I completely agree with you. I think the ESRAM will be used as somewhat of a software controlled cache (kind of like an L3 equivalent).
According to vgleaks, for the latency for, CPU a L1 miss is around 17 cycles and, L2 miss is around 144-160 cycles. For the GPU since it's running half the clock, that will be half that. So basically if the GPU runs out of memory and blows through both caches, you stall for 80 or so cycles to get data from the DDR3.
Acert on Beyond3d mentioned that he heard the SRAM latency is around 16-20 cycles. If true, that's 4-5x faster latency than DDR3 and will definitely reduce the number of stalls in cases where the L2 cannot be prefetched.
My theory is that this design is driven for tile based rendering where the main DDR3 ram will act mainly like a read-only buffer for the inputs (Textures, vertices, etc) and write only for the final rendered tile.
If the tiles are sized appropriately, then I think all the intermediate data should stay in the SRAM and not need to be written back to main memory.

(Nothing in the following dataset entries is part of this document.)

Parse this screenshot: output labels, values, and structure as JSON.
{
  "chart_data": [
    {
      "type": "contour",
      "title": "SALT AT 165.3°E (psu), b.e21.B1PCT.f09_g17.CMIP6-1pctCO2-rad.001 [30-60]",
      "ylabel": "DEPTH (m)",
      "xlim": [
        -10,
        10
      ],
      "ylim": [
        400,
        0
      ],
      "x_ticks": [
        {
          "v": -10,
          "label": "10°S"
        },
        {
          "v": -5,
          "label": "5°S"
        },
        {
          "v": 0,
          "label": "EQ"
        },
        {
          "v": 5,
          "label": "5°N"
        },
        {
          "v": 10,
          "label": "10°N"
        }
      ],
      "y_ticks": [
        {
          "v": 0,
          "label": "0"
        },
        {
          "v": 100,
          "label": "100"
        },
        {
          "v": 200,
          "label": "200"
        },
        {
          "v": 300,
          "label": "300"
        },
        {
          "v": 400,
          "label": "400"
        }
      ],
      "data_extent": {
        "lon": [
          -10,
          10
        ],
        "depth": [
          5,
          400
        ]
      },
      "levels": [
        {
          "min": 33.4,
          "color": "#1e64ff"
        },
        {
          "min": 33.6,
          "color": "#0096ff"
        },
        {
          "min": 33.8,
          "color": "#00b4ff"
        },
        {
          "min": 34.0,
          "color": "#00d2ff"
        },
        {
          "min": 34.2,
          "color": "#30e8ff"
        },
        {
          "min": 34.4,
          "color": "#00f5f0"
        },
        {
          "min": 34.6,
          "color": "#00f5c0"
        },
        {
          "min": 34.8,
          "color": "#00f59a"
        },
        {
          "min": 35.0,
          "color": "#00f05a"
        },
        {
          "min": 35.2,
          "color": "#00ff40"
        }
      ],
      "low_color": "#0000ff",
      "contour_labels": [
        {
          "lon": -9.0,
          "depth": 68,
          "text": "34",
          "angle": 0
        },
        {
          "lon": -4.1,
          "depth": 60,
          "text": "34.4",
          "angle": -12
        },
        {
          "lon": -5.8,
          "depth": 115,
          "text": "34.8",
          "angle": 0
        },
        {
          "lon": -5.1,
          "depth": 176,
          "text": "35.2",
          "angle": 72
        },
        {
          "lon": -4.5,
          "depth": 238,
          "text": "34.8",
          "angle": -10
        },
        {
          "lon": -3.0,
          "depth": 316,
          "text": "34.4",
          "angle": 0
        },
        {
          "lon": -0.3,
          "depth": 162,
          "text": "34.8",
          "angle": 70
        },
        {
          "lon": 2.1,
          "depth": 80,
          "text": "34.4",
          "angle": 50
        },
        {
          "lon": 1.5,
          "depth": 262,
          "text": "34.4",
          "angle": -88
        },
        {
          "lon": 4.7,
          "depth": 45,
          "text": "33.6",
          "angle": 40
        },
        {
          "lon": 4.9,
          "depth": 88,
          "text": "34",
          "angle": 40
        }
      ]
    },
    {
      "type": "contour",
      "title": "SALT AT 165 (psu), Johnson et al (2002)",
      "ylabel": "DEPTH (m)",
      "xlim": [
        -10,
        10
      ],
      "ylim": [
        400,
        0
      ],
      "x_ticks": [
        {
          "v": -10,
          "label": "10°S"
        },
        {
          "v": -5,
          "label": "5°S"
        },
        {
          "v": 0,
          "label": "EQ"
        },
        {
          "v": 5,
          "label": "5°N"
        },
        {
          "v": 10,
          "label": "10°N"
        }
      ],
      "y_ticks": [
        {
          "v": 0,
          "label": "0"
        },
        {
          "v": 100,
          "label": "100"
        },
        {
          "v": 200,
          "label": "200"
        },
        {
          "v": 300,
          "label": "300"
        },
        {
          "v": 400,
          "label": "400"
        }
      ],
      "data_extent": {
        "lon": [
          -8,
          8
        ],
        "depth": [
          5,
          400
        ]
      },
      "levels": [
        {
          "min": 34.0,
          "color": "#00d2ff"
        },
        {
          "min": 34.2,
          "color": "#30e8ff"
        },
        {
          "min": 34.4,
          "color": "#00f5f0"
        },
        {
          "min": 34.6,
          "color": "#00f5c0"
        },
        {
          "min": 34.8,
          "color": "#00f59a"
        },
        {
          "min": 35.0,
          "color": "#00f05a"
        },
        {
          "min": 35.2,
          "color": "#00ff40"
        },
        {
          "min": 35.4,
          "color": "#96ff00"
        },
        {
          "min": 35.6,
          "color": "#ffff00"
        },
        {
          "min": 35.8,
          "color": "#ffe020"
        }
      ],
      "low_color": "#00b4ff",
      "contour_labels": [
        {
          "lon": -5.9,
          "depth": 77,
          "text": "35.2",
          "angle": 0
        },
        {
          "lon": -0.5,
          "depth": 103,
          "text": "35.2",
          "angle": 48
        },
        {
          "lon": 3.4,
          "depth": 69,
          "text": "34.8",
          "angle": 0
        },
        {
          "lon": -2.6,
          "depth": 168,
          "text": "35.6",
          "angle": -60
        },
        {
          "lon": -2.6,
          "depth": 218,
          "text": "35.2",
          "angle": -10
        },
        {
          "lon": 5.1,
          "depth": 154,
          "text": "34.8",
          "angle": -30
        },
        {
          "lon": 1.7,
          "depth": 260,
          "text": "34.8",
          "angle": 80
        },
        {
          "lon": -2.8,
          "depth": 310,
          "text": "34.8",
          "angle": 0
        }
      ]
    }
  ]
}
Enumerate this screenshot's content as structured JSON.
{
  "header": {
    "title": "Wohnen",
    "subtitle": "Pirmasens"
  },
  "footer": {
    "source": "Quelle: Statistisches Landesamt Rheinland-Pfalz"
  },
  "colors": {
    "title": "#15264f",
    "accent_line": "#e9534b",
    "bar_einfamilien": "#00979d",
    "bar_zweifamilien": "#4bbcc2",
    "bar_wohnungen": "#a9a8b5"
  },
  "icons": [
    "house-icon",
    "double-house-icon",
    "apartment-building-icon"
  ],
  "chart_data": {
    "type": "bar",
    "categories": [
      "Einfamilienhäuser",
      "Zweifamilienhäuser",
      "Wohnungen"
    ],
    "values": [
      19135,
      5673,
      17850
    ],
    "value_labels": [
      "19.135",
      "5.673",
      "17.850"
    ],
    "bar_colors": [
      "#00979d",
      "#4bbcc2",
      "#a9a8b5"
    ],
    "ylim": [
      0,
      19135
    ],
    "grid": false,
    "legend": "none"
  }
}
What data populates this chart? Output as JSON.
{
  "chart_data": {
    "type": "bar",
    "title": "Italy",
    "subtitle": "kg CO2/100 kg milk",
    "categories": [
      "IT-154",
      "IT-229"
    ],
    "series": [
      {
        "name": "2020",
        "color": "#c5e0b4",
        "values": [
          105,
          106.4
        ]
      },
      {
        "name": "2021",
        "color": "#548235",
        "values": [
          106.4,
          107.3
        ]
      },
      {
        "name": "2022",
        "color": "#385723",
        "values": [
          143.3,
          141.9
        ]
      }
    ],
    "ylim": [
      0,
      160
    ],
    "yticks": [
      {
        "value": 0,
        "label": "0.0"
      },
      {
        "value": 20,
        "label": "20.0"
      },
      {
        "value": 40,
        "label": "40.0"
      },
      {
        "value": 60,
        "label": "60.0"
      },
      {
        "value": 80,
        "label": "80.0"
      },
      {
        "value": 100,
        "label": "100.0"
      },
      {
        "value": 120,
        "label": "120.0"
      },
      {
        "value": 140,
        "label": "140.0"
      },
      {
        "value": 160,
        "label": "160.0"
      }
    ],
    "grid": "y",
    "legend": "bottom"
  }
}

The move engines are then used for all the tile data prefetch form main DDR and the final write to DDR. You could have a triple buffered scheme, where you're moving data for the next tile into the SRAM, processing the current tile, and writing out the previously processed tiled back to main memory all in parallel. That way all the data movement is hidden and the GPU can just process continually.
In the 360's the ROP's were in the EDRAM die. From the leaked specs and what supposed insiders have mentioned, the ROPs on Durango are not on the EDRAM so there is no internal bandwidth.